E utilizaram o teatro para a sua afirmação social e para a sua literacia cultural criando, numa terra que, em 138 anos, teve em média 8736 habitantes, mas que, neste universo reduzido, criaram 31 grupos de teatro.
Nascido aqui, fui marcado quase à nascença para a cultura e para a importância desta capacidade humana de libertação das cadeias que nos amarram às necessidades da nossa sobrevivência física e nos libertam para as tarefas que vão para além da nossa condição de construtores do mundo.
Foi por essa influência que, quando aderi ao C.C.O. do Porto, em 1966, e à Base-Fut, em novembro de 1974, na Costa da Caparica, me levou animar e experimentar um tipo de teatro autogestionário, participativo, à animação cultural e ao guionismo.
Essa experiência está plasmada nas páginas 74 a 76 da obra Pelo Socialismo Autogestionário, das Edições Base, 1979.
Mal eu havia de adivinhar que isso me ia marcar como cidadão interveniente na área da cultura, da escrita e da literatura portuguesa para os mais novos.
Por volta de 1982 propus às Edições Base a publicação de dois pequenos textos de teatro para a infância: As Pulgas e a Preguiça e o Rei Lambão.
Senti na altura que, da parte de alguns companheiros de jornada ideológica, alguma perplexidade por as Edições Base, editar uma temática tão afastada da sua linha editorial.

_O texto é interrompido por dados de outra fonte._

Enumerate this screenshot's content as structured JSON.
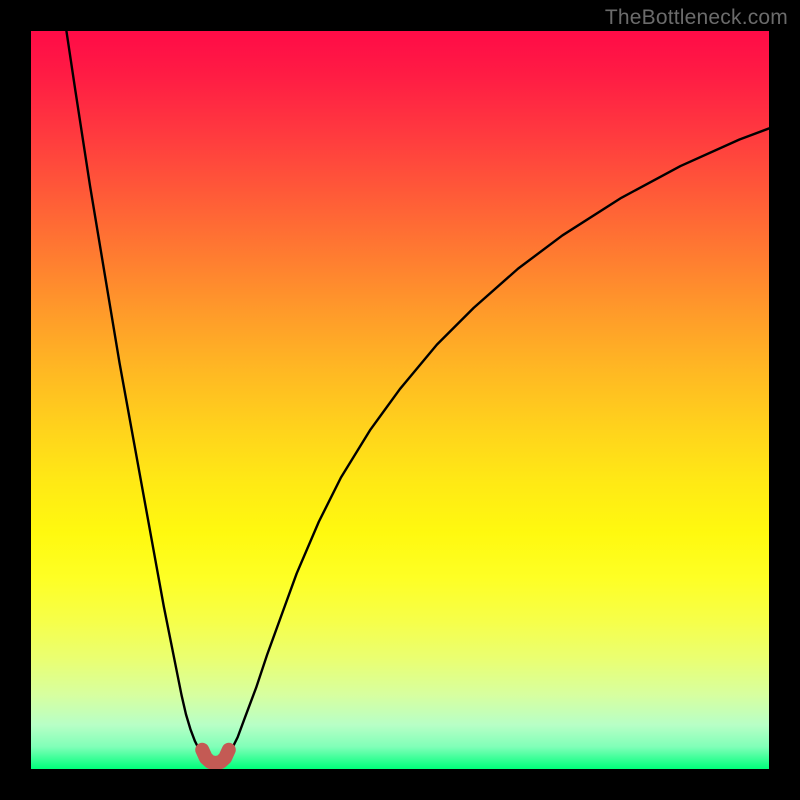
{
  "watermark": "TheBottleneck.com",
  "chart_data": {
    "type": "line",
    "title": "",
    "xlabel": "",
    "ylabel": "",
    "xlim": [
      0,
      100
    ],
    "ylim": [
      0,
      100
    ],
    "grid": false,
    "legend": false,
    "series": [
      {
        "name": "left-branch",
        "x": [
          4.8,
          6,
          8,
          10,
          12,
          14,
          16,
          17,
          18,
          19,
          19.8,
          20.4,
          21,
          21.6,
          22.2,
          23,
          23.7
        ],
        "y": [
          100,
          92,
          79,
          67,
          55,
          44,
          33,
          27.5,
          22,
          17,
          13,
          10,
          7.4,
          5.4,
          3.8,
          2.2,
          1.5
        ]
      },
      {
        "name": "right-branch",
        "x": [
          26.3,
          27,
          28,
          29,
          30.5,
          32,
          34,
          36,
          39,
          42,
          46,
          50,
          55,
          60,
          66,
          72,
          80,
          88,
          96,
          100
        ],
        "y": [
          1.5,
          2.3,
          4.3,
          7,
          11,
          15.5,
          21,
          26.5,
          33.5,
          39.5,
          46,
          51.5,
          57.5,
          62.5,
          67.8,
          72.3,
          77.4,
          81.7,
          85.3,
          86.8
        ]
      },
      {
        "name": "min-marker",
        "x": [
          23.2,
          23.7,
          24.3,
          25,
          25.7,
          26.3,
          26.8
        ],
        "y": [
          2.6,
          1.5,
          0.95,
          0.8,
          0.95,
          1.5,
          2.6
        ]
      }
    ],
    "background_gradient": {
      "direction": "top-to-bottom",
      "stops": [
        {
          "pos": 0.0,
          "color": "#ff0b47"
        },
        {
          "pos": 0.5,
          "color": "#ffcc1f"
        },
        {
          "pos": 0.8,
          "color": "#f3ff55"
        },
        {
          "pos": 1.0,
          "color": "#00ff7a"
        }
      ]
    }
  }
}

Só que, ao nível pessoal, essa abertura acabou de me marcar o destino e, considerando-me ainda hoje um aprendiz de escritor, publiquei 38 obras para a infância, em várias editoras nacionais, 9 das quais no Plano Nacional de Leitura, ganhei o 1.º Prémio de Literatura e acabei de ser nomeado em 2024 para um prémio internacional de prestigio, o prémio sueco ALMA, em conjunto com 245 candidatos de 68 países do mundo.
Para além das obras citadas sou, ainda, autor de dez obras de historiografia local, três das quais em coautoria.
Este pequeno testemunho, para além de um tributo de gratidão às Edições Base pelo seu contributo para o meu destino, é também uma prova de marca cultural e da importância que a Base-Fut deixou em todos nós e que sobrevive, graças à teimosia resiliente de alguns, cinquenta anos depois do seu nascimento.
Embora hoje, já com idade e mentalidade de “lar de 3.ª idade” reconheço e admiro a resiliência de alguns de vós e a esperança que vos habita de um mundo diferente, solidário, justo, não obstante no coração dos seres humanos exista o motor
e a raiz de toda a infelicidade humana – o egoísmo.
Por isso, aqui estou, já um pouco taralhouco, para cantar os parabéns com aqueles que, no seu coração, mantêm a luz de um mundo novo, a haver e a construir.